Yürüme Mesafesi Darbelerimiz (Bab-ı Âli Baskını ve 28 Şubat) / Fatma Sibel YÜKSEK (GÜRCİHAN)

İletigönderen Oğuz Kağan » Pzt Nis 16, 2012 16:26

Yürüme Mesafesi Darbelerimiz (Bab-ı Âli Baskını ve 28 Şubat)

Darbeler tarihimizin en ironik örneği, kuşkusuz kimi tarihçiler tarafından "ilk darbe" olarak nitelenen Bab-ı Âli baskınıdır.

Edirne'nin Bulgaristan'a masabaşında verilmesine pek içerleyen ittihatçılar, partinin Nuruosmaniye'deki genel merkezinde Kıbrıslı Mehmet Kâmil Paşa hükümetini devirmek için sabaha kadar konyak içip darbe planı yaptılar. "Yarın bu işi elimize yüzümüze bulaştırırsak, çingene boynumuza ilmeği şöyle geçirir, böyle geçirir" diyerekten de kendileriyle kafa buldular.

Gün ışıyınca harekete geçildi. Sabaha kadar gülmekten ve içmekten gevşemiş olan darbecileri Talat Paşa boğazını kazıdıktan sonra uyardı:

"Kesin şakayı bakayım, ihtilal yapmaya gidiyoruz!"

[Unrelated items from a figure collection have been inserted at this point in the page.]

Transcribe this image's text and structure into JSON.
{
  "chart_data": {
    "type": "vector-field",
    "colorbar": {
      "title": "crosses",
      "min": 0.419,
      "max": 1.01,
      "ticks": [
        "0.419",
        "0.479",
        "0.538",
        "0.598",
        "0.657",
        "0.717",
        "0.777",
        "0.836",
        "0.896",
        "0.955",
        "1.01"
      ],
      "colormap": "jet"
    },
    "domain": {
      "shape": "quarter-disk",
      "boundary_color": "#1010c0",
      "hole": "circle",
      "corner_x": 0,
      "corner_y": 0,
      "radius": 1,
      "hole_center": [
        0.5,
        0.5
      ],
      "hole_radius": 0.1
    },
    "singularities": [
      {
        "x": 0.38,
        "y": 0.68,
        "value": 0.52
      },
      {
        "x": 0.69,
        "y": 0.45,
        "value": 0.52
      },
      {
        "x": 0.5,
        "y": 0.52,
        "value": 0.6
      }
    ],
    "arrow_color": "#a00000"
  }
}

Derken, yürüme mesafesindeki hükümet konağına doğru tekbir sesleri eşliğnde harekete geçilir. Bab-ı Âli esnafı arasına ne olur ne olmaz diyerekten elli altmış kadar ittihatçı yerleştirilmiştir. Bu vazifelilerden Yenişehirli Haydar, o esnada Bab-ı Âli'nin karşısındaki köşede bir arkadaşıyla tavla oynamaktadır. Önde kısa boyuyla Enver olmak üzere on-onbeş kişilik ittihat kadrosunun hükümeti devirmeye gittiğini görünce, "Kalk! Şu işi bitirelim de gelir partiyi tamamlarız cancâzım" diyerek tavlayı kapatır.

(Tarihçilerin çoğunluğu, Enver Paşa'nın İttihat ve Terakki merkezi ile hükümet konağı arasındaki 200 metrelik mesafeyi bir kıratın üzerinde gittiğini yazar. Bu güdük darbeyi ihtişamlı göstermek ve Enver'in kısa boyunun darbenin ceberrutluğunu perdelemesine engellemek isteyenler bu yalanı uydurmuş olabilir. Kemal Tahir'e göre düpedüz yürüyerek gittiler!)

Hükümet toplantı halindeyken basılır. Silahına davranan Sadaret Yaveri Ohrili Nafiz Bey, Yakup Cemil'in tabancasından çıkan kurşunla oracıkta vurulur.

Bu arada ittihatçılar, önceden yerleştirilmiş altmış militana halktan eklenenler de olur diye umutlandılarsa da böyle bir şey olmamış, halkımız her zaman olduğu gibi ilk darbede de darbecileri yalnız bırakıp ancak olay başarıyla sonuçlanınca arkalarına geçmiştir..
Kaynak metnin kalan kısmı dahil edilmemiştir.